None of the moments — except, perhaps, a two-minute interlude where a housefly landed on top of Pence’s closely cropped white hair — seemed likely to resonate for long in a presidential election where voters are far more interested in the top of the ticket. Biden’s campaign was already selling a branded fly-swatter within an hour of the debate’s conclusion.
Pence needed to make up ground, as the president’s coronavirus diagnosis has refocused attention on the pandemic and its consequences — to the detriment of the incumbents.
The president’s diagnosis appears to have spiked fears about the virus, with 72 percent of likely voters in battleground states surveyed in a CNBC poll released Sunday saying they have serious concerns about the pandemic. That’s up 7 points from two weeks ago. A majority — 54 percent — of battleground-state voters disapprove of Trump’s handling of the crisis, while 53% said Biden would do a better job.
And voters fault Trump personally for not taking the virus seriously enough; while three in four say Biden has taken the appropriate precautions to prevent exposure to the virus, just 39 percent said Trump had done the same.
The centrality of the pandemic was reinforced by the placement of Plexiglas barricades between the candidates, and rampant social media speculation about whether an irritation in the vice president’s eye could be evidence of a more serious ailment. Pence, who chairs the administration’s coronavirus task force, was left defending a president who has prioritized reopening the economy over the recommendations of the scientists the vice president convenes regularly.
“This administration has forfeited their right to re-election,” Harris said of the administration’s response to the virus.
But neither candidate engaged when the moderator noted that the president’s brush with the deadly virus had only underscored the very real possibility that one of the two candidates on stage could be president themselves someday.
Pence also challenged Harris over a proposal by some Democrats to add justices to the Supreme Court in response to Republican plans to replace the late Justice Ruth Bader Ginsburg on the court before the election.
Voters, Pence said, “would like to know if you and Joe Biden are going to pack the Supreme Court if you don’t get your way in this nomination.”

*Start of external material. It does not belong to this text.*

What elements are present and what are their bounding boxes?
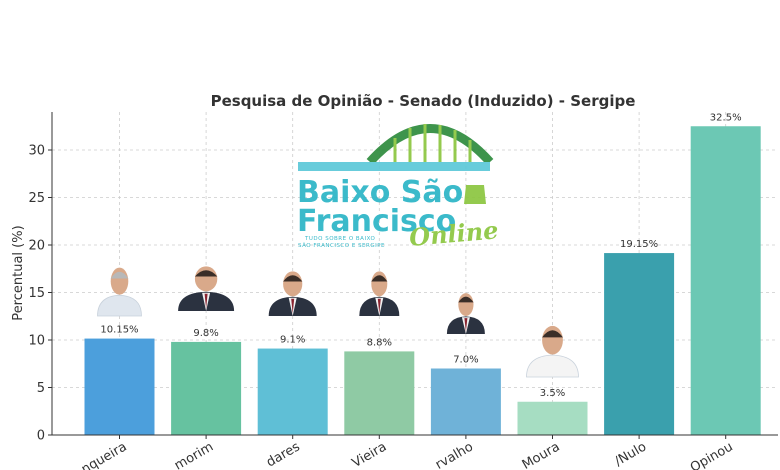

But Harris, a former prosecutor and California attorney general, also landed blows over Trump’s handling of race while signaling to viewers at home that she wouldn’t be pushed around by Pence. She slammed Trump’s refusal to explicitly condemn hate groups during the previous week’s debate as “part of a pattern” while repeatedly praising Biden as a wise political hand who “recognizes the beauty in our diversity.”

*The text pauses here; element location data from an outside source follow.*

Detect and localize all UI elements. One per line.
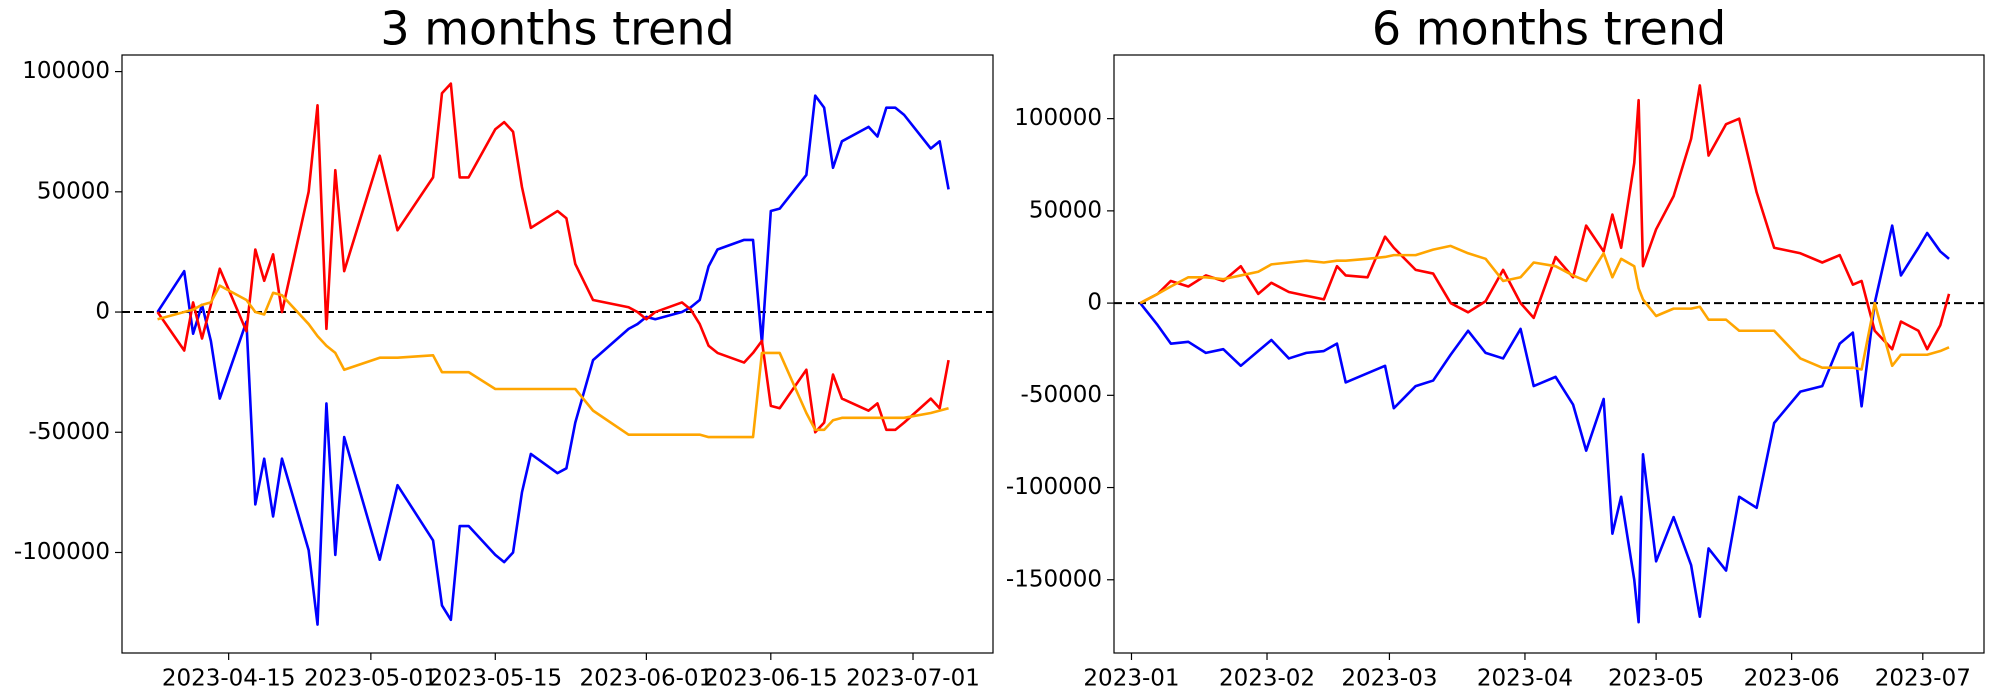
data-line [1139,224,1950,624]
x-tick-label: 2023-07-01 [846,666,980,692]
x-tick-label: 2023-02 [1219,666,1315,692]
x-tick-label: 2023-01 [1083,666,1179,692]
y-tick-label: -100000 [14,539,110,565]
y-tick-label: 100000 [22,58,110,84]
x-tick-label: 2023-04 [1477,666,1573,692]
data-line [1139,84,1951,351]
y-tick-label: 50000 [37,178,110,204]
data-line [156,94,950,626]
plot-frame [121,54,994,654]
plot-frame [1113,54,1985,654]
y-tick-label: -100000 [1006,474,1102,500]
x-tick-label: 2023-06 [1744,666,1840,692]
x-tick-label: 2023-07 [1875,666,1971,692]
chart-title: 6 months trend [1372,2,1726,56]
x-tick-label: 2023-03 [1341,666,1437,692]
subplot: 6 months trend -150000 -100000 -50000 0 50000… [1006,2,1985,692]
y-tick-label: 50000 [1029,197,1102,223]
x-tick-label: 2023-06-01 [580,666,714,692]
data-line [156,82,950,434]
y-tick-label: 100000 [1014,105,1102,131]
data-line [1139,244,1950,371]
subplot: 3 months trend -100000 -50000 0 50000 100000 2… [14,2,994,692]
y-tick-label: 0 [95,299,110,325]
y-tick-label: -50000 [1021,382,1102,408]
y-tick-label: -150000 [1006,566,1102,592]
y-tick-label: 0 [1087,290,1102,316]
y-tick-label: -50000 [29,419,110,445]
chart-title: 3 months trend [380,2,734,56]
data-line [157,284,949,439]
x-tick-label: 2023-05 [1608,666,1704,692]
x-tick-label: 2023-05-15 [428,666,562,692]
x-tick-label: 2023-04-15 [162,666,296,692]
x-tick-label: 2023-06-15 [704,666,838,692]
x-tick-label: 2023-05-01 [304,666,438,692]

The debate was also notable because both candidates refused the chance to show distance between themselves and their running mates — despite the chance they could be reprising this battle for the Oval Office in coming years.

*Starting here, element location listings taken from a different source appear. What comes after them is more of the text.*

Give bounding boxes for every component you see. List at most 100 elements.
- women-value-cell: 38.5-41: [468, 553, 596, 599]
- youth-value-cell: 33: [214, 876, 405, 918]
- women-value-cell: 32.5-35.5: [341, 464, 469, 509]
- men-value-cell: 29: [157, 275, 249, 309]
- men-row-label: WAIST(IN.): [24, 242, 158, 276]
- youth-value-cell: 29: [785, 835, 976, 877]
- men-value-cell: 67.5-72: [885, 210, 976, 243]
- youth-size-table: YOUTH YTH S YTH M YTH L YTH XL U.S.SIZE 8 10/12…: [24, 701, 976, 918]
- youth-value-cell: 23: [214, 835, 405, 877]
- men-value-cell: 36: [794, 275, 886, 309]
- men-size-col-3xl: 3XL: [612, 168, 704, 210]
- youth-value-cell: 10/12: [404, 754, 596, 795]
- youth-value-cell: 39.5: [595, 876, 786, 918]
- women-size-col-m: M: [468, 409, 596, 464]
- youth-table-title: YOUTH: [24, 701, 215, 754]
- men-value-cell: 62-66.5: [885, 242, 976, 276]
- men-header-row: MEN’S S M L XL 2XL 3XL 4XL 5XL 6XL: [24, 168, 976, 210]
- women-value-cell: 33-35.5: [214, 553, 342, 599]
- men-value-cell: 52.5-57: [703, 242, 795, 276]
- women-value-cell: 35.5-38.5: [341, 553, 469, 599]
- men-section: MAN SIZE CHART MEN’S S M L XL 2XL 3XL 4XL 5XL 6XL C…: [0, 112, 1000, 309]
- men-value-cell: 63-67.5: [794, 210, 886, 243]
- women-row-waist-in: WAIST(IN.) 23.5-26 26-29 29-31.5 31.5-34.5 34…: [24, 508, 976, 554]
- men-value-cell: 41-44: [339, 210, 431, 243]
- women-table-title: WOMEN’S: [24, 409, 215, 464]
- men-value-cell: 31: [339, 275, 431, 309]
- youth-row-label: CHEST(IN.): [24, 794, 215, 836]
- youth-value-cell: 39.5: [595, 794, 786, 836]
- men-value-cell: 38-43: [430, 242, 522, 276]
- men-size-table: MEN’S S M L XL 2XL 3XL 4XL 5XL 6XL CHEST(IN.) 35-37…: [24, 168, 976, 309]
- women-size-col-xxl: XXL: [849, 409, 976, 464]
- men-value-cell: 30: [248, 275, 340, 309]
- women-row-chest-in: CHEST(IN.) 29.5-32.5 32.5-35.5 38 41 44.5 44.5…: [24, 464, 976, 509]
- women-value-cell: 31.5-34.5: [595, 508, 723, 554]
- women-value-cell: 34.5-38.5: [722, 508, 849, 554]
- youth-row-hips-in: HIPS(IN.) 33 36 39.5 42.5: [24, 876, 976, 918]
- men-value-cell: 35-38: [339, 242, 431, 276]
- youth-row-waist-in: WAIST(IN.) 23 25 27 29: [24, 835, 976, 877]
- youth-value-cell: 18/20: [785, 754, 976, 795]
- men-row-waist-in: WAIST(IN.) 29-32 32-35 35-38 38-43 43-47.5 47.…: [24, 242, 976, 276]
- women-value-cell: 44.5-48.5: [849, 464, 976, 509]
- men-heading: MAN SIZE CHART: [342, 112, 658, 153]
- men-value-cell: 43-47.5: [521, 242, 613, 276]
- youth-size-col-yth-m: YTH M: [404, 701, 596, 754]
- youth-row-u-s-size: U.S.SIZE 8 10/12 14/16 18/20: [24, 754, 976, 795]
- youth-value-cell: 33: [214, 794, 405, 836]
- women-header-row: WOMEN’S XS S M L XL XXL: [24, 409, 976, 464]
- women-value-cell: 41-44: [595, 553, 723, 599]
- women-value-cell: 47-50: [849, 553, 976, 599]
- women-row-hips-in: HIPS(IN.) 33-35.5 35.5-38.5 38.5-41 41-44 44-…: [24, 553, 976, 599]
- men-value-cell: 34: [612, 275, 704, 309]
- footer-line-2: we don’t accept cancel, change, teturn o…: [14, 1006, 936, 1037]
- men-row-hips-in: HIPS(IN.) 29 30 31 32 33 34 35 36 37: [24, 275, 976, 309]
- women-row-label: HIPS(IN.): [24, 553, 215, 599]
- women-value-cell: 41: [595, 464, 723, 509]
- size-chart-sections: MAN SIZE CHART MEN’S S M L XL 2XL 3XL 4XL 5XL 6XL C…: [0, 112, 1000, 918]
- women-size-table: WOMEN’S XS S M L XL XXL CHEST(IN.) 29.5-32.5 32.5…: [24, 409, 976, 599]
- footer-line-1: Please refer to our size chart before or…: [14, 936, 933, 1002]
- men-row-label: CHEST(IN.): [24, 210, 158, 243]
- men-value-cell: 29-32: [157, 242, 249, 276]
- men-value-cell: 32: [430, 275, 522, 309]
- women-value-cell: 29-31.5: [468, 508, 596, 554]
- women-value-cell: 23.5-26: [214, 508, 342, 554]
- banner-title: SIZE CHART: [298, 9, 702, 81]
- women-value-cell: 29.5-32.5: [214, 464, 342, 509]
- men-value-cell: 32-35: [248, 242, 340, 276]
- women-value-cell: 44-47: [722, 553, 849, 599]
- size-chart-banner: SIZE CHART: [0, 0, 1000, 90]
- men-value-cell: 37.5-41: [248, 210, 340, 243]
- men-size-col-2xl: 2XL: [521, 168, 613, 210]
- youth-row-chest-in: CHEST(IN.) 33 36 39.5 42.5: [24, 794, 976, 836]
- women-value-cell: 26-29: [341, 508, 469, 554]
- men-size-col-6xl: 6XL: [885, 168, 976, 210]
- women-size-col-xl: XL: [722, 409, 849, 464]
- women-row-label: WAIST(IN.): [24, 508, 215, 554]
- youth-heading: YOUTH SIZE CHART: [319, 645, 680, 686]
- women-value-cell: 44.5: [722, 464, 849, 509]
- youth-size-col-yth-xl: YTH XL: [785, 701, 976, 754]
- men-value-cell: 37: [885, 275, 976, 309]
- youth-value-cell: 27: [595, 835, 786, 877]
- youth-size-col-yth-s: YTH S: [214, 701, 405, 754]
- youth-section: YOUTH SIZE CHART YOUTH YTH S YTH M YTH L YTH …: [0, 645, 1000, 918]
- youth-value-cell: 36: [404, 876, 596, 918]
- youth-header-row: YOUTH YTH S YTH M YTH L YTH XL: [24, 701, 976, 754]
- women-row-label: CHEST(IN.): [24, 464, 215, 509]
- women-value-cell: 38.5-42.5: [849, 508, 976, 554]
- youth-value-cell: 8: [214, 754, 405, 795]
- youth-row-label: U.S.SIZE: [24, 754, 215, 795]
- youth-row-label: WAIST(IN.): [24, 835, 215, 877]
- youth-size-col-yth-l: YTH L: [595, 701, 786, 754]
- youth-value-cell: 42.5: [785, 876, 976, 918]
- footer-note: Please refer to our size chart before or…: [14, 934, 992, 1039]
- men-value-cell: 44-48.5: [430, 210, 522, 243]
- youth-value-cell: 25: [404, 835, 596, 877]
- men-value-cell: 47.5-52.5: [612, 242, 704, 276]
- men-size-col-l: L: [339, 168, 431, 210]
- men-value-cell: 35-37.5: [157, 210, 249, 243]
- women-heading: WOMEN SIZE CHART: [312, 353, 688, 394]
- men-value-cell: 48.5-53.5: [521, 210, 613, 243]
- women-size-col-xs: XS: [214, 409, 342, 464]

Harris held the line for Biden as Pence pressured her to explain her positions as senator on climate change, while the vice president defended Trump’s decision to hold a largely maskless event in the Rose Garden that now appears to have helped trigger the White House coronavirus outbreak.
And despite the contrast, the affair certainly ranked as more civil than Trump’s and Biden’s presidential debate, which was marked with frequent interruptions and insults. It’s unclear after the president’s diagnosis whether next Thursday’s town hall debate with Biden and Trump will proceed.
While Trump’s doctor said earlier in the day that his status was continuing to improve and campaign officials said he was preparing to debate next week in Miami, Biden has said he does not believe the debate should occur if the president is still battling the virus.
“I think if he still has COVID we shouldn’t have a debate,” Biden told reporters Tuesday on his way back from a campaign stop in Pennsylvania.